John Brown (AKA ‘Fed’ and ‘Benford’) (1818-1876)

John (Fed) Brown
John (Fed) Brown, Slave Life in Georgia; A Narrative of the Life, Sufferings, and Escape of John Brown (London, 1855)
Courtesy University of North Carolina, Chapel Hill

John Brown (also known as “Fed” and “Benford”) of Southampton County, Virginia is best remembered as an escaped enslaved person who wrote an account of his bondage that was published in England in 1854. Brown was born about 1818 on the Betty Moore farm, three miles from Jerusalem (Courtland) on the Nottoway River. Due to the will of his owner, the Moore slaves were split between the daughters once they married. Brown, his mother and one brother, were taken by his new owner, James Davis, to Northampton County, Virginia in 1828.

The rising price of cotton in the 1820s prompted an increased need and value of slaves particularly in the Deep South. Accordingly, Fed was sold to Starling Finney, a slave dealer, in 1830 and taken to Georgia. There, he was eventually sold for $350 to a cotton planter. Brown in his autobiography described Thomas Stevens as whipping his slaves every day.

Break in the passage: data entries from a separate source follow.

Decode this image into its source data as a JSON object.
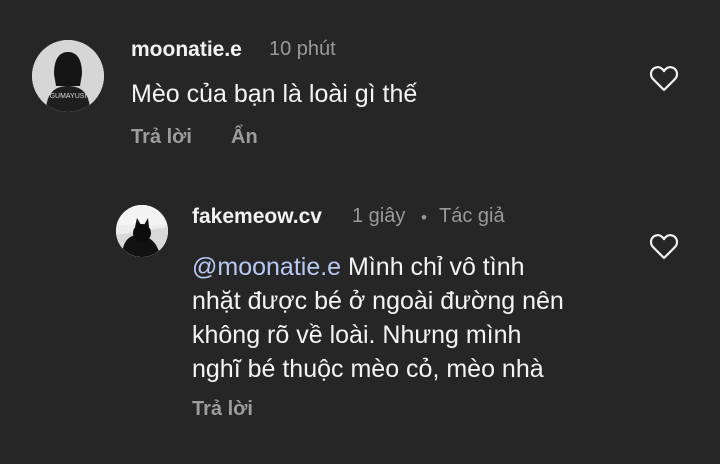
{
  "comments": [
    {
      "username": "moonatie.e",
      "time": "10 phút",
      "avatar_label": "GUMAYUSI",
      "text": "Mèo của bạn là loài gì thế",
      "actions": {
        "reply": "Trả lời",
        "hide": "Ẩn"
      },
      "like_icon": "heart-outline-icon"
    }
  ],
  "reply": {
    "username": "fakemeow.cv",
    "time": "1 giây",
    "separator": "•",
    "author_badge": "Tác giả",
    "mention": "@moonatie.e",
    "text_lines": [
      "Mình chỉ vô tình",
      "nhặt được bé ở ngoài đường nên",
      "không rõ về loài. Nhưng mình",
      "nghĩ bé thuộc mèo cỏ, mèo nhà"
    ],
    "actions": {
      "reply": "Trả lời"
    },
    "like_icon": "heart-outline-icon"
  },
  "colors": {
    "background": "#262626",
    "text": "#f4f4f4",
    "muted": "#9a9a9a",
    "mention": "#b7c9f3"
  }
}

Young Brown tried to run away from the Stevens plantation several times. In the last attempt he was caught and described what he called bells and horns placed around his neck and a circle of iron that fits around the crown of his head. The two torture objects were held together by three iron rods or horns that stuck out three feet above his head and had bells attached at the end of each rod. The entire contraption, which weighed about fourteen pounds, dissuaded Brown from attempting to escape the plantation again.

In 1845, Stevens’s son temporarily removed the “bell and horn,” and Brown made his escape. He allowed himself to be re-captured one year later and was sold to a planter in Louisiana where he became known as Benford. Escaping once more, he made his way to Indiana where he assumed his free name, John Brown. With the help of Quaker conductors on the Underground Railroad, Brown moved to Canada in 1847 where he was a copper miner. In 1849 Brown moved to Josiah Henson’s Dawn Institute in Kent County, Ontario where he was a carpenter, but in 1850, he moved to England. He worked there as a carpenter and then as a herbalist until his death in 1876 at the age of 56.

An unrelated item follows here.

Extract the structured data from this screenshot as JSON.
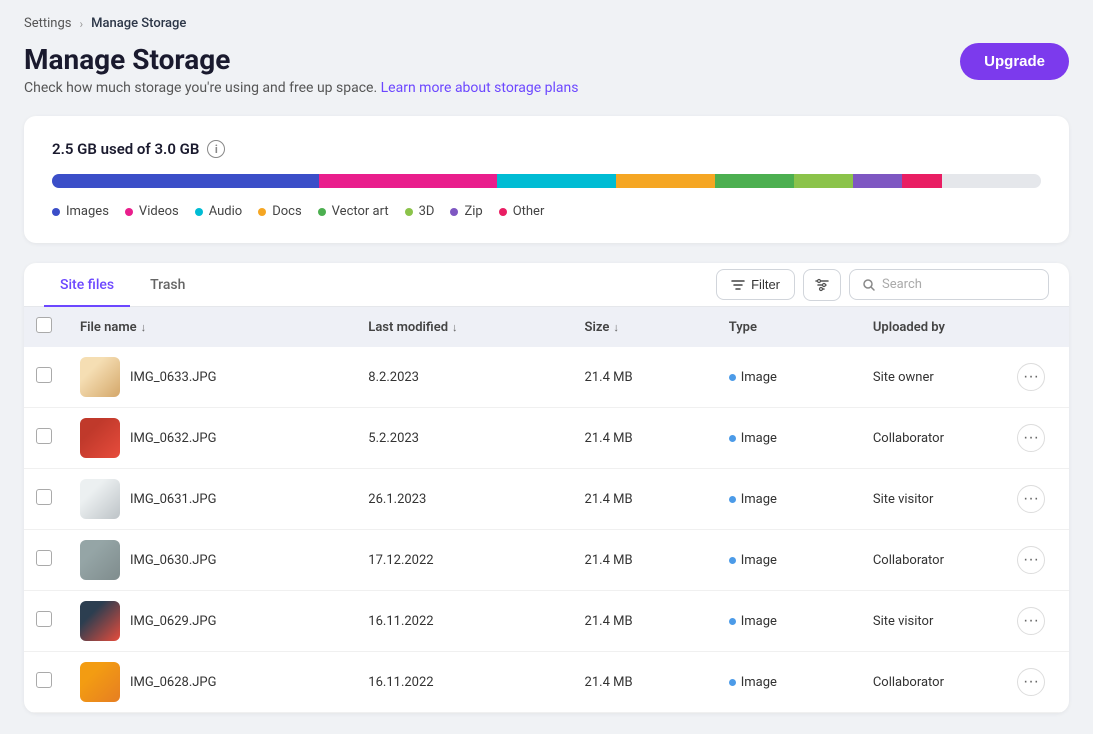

John Brown told his story to Louis Alexis Chamerovzow in 1854. It was published by the British and Foreign Anti-Slavery Society the next year. Chamerovzow explained in the Preface of the book, Slave Life in Georgia: A Narrative of the Life, Sufferings, and Escape of John Brown, A Fugitive Slave, Now in England, that telling John Brown’s travails as a slave would advance the anti-slavery cause by exposing the world to the horrible life of those still held in bondage.

Brown’s expose described the break-up of slave families and the fear instilled in slaves of punishment and exploitation, and cruel and severe treatment. The main message, however, was that John Brown never gave up his hope of freedom. When he was able to break his own chains of slavery, he proved that he was a man equal to all others. He advanced himself by his own exertions, and set an example for others of his race to follow.